Friday, January 7, 2011

Recovering the Progressive Agenda

The article “Where Do We Go from Here?” by Paul Krugman and Robin Wells in the current (January 13) issue of The New York Review appears to have been completed on December 16, a good half month before the House gavel was passed and the Tea Party first flexed its muscles by requesting a reading of the Constitution (from which passages not to their liking were omitted).  Nevertheless, since the sabers have begun to rattle over undoing health care reform, the question posed by this article is extremely timely.  My personal feeling is that we need to revive what I have previously called “the Neustadt-May thinking-in-time approach to dealing with crisis situations,” which begins by asking of the particular crisis situation “How did we get into this mess?”  Fortunately, Krugman and Wells use their final paragraph to provide a way to think about this question:

In 2008, progressives fell for the fantasy of hope and change on the cheap; they believed Obama’s promise that the reforms America needed could float through on a tide of bipartisan reconciliation. It was not to be, and clinging to that illusion will only lead to more defeats. If progressives want to rebound, they’ll have to fight.

I am not sure I would agree with that “on the cheap” qualifier;  but I definitely endorse the use of the noun “fantasy.”  On the day after the last Election Day, I was not so polite.  I described those progressives as “the deluded masses who rallied behind Barack Obama blinded by a vision of secular Messianism;”  and I see no reason to soften my tone.  Indeed, that sharper tone is the one that now advocates serious attention to the key recommendation made by Krugman and Wells:

Democrats need to make it clear that if Obama isn’t going to be the leader of the Democratic agenda—and all indications are that he can’t or won’t—they will advance that agenda anyway, with or without his help. They have to be ready to delink their political fate from Obama, and make it clear that they won’t tolerate further undermining of their goals by deluded calls for bipartisanship. Progressive groups—MoveOn, for example—helped put Obama in office by mobilizing their members and followers through a variety of organizational strategies, including use of the Internet. They did so only to be ignored and dismissed once the 2008 election was won, and now they need to be revived.

One way to approach this recommendation is by revisiting my “favorite from Brian Eno's Oblique Strategies,” which is “Go to an extreme, come part way back.”  We need leadership in both the House and Senate smart enough to recognize that you start by trying to go for all the marbles, because only then do you have the best chance of getting the ones you really want.  Fortunately, we have members of both legislative bodies who are not afraid of this bold strategy and can hang tough over just how far they are willing to concede “part way back.”  These members were the heroes of the debate over health care reform;  and, if they did not prevail, they at least held out a more realistic hope of getting something done than Barack Obama ever did.

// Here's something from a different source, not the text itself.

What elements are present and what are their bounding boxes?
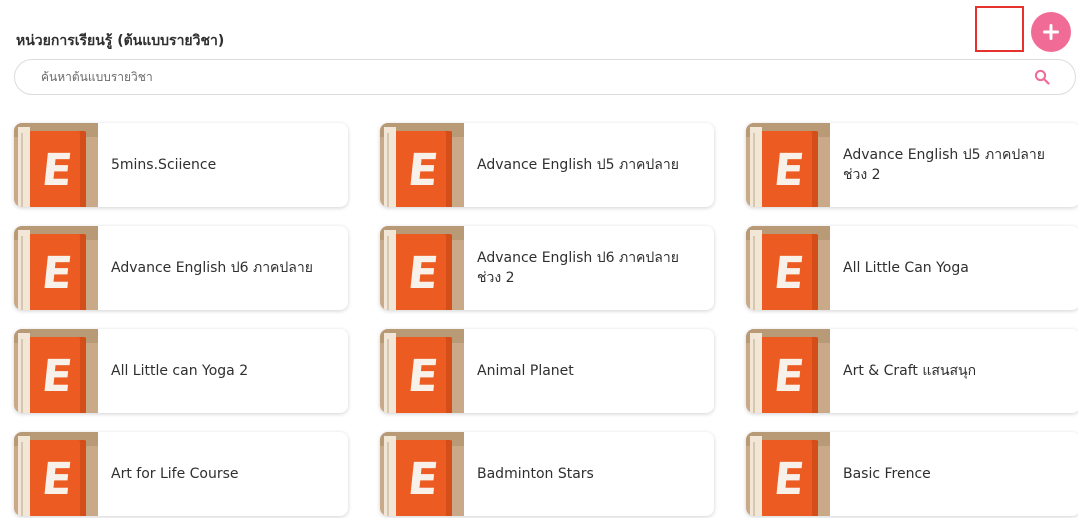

If we really want to take Krugman and Wells seriously, then we need to make sure that such legislators are not sidelined.  On the Senate side we need to recognize someone like Bernie Sanders, who is never afraid to ask uncomfortable questions about who the beneficiaries really are and why those who deserve to benefit are being ignored.  Over in the House I would suggest that we have a “dynamic duo” in Marcy Kaptur and Dennis Kucinich, both of whom I recognized back in my chutzpah awarding days.  I have to confess that I figured I had better check the list on Wikipedia of the current membership of the House to make sure that those I have just recommended still had Congressional seats.  It was nice to see that Kaptur and Kucinich had consecutive entries under Ohio, 9 and 10;  and it was all the more amusing that they follow John Boehner in position 8.  To hijack Obama’s campaign rhetoric, yes, we can make sure that our voices get heard;  but let’s make sure we find the right people in Washington to speak for us!